I just submitted my algorithm and got the same error (the algorithm failed on one or more cases). Will it be possible to get a more detailed error log at this stage?

Re: The algorithm failed on one or more cases  

  By: Marcel.Frueh on Sept. 22, 2023, 6:22 a.m.
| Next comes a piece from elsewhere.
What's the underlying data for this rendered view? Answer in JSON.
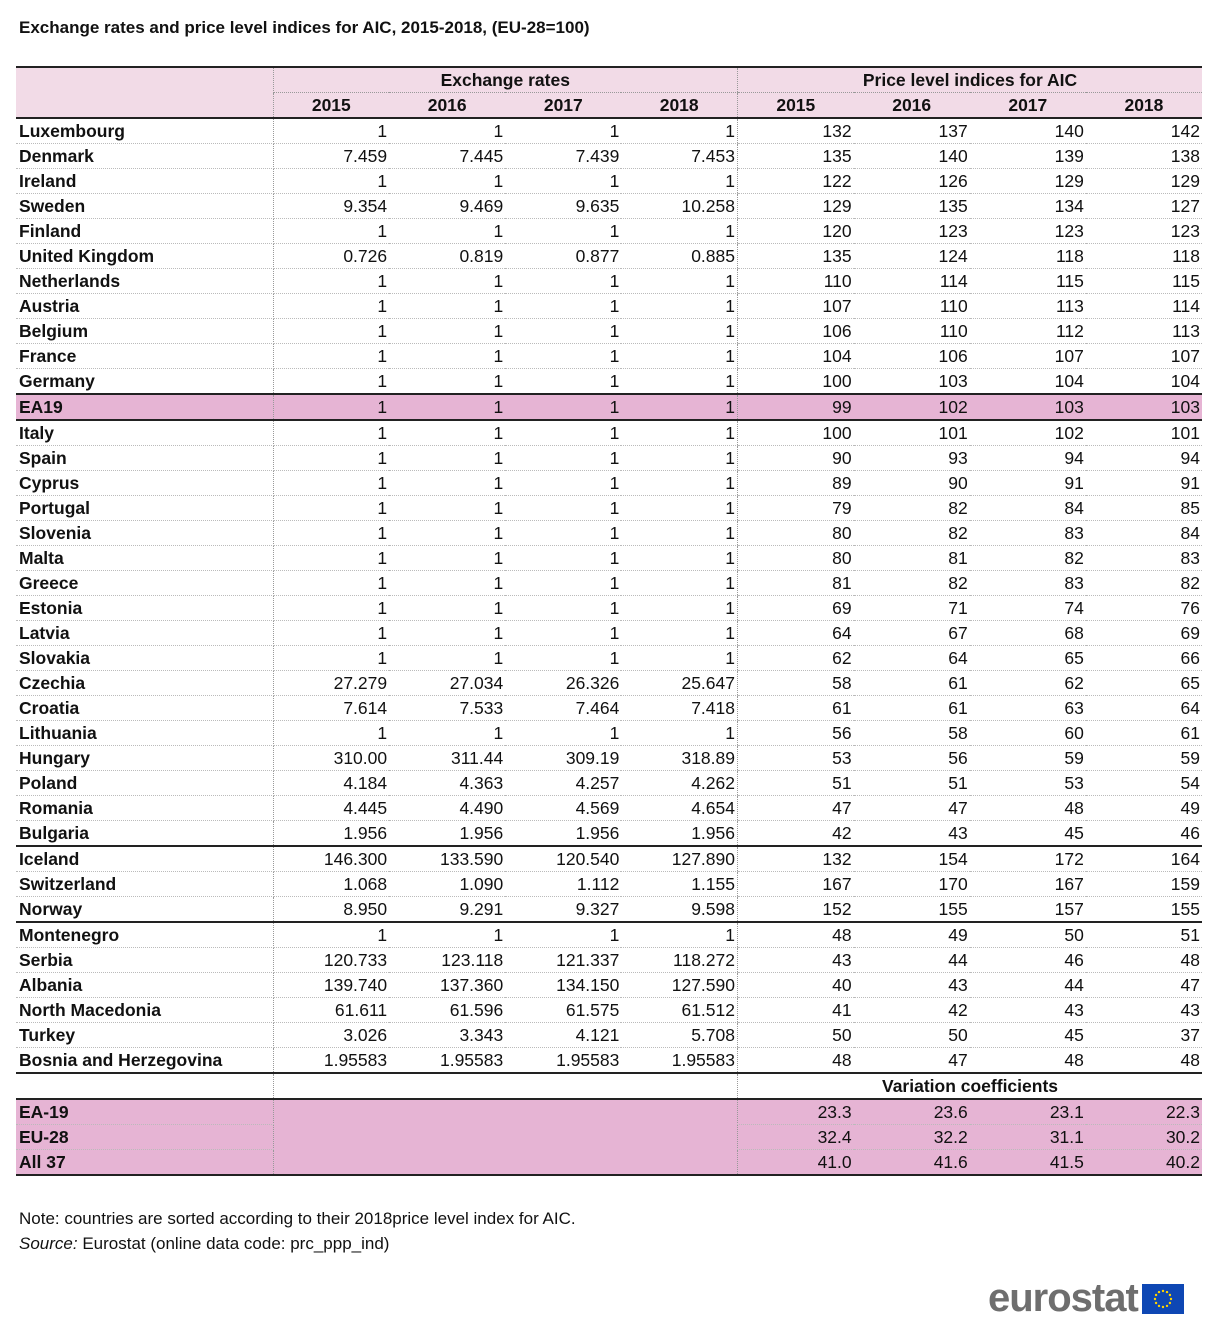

2023-09-22T04:25:22.345000+00:00 Traceback (most recent call last): 2023-09-22T04:25:22.345000+00:00 File "/opt/conda/lib/python3.10/runpy.py", line 196, in _run_module_as_main 2023-09-22T04:25:22.345000+00:00 return _run_code(code, main_globals, None, 2023-09-22T04:25:22.345000+00:00 File "/opt/conda/lib/python3.10/runpy.py", line 86, in _run_code 2023-09-22T04:25:22.345000+00:00 exec(code, run_globals) 2023-09-22T04:25:22.345000+00:00 File "/opt/algorithm/process.py", line 5, in 2023-09-22T04:25:22.345000+00:00 import monai_unet 2023-09-22T04:25:22.345000+00:00 File "/opt/algorithm/monai_unet.py", line 24, in 2023-09-22T04:25:22.345000+00:00 from monai.metrics import DiceMetric, compute_meandice 2023-09-22T04:25:22.345000+00:00 ImportError: cannot import name 'compute_meandice' from 'monai.metrics' (/home/algorithm/.local/lib/python3.10/site-packages/monai/metrics/init.py)

Re: The algorithm failed on one or more cases  

  By: ArMo on Sept. 22, 2023, 6:45 a.m.

Hi, could I get my error log of the last submission in final test please? Thanks a lot!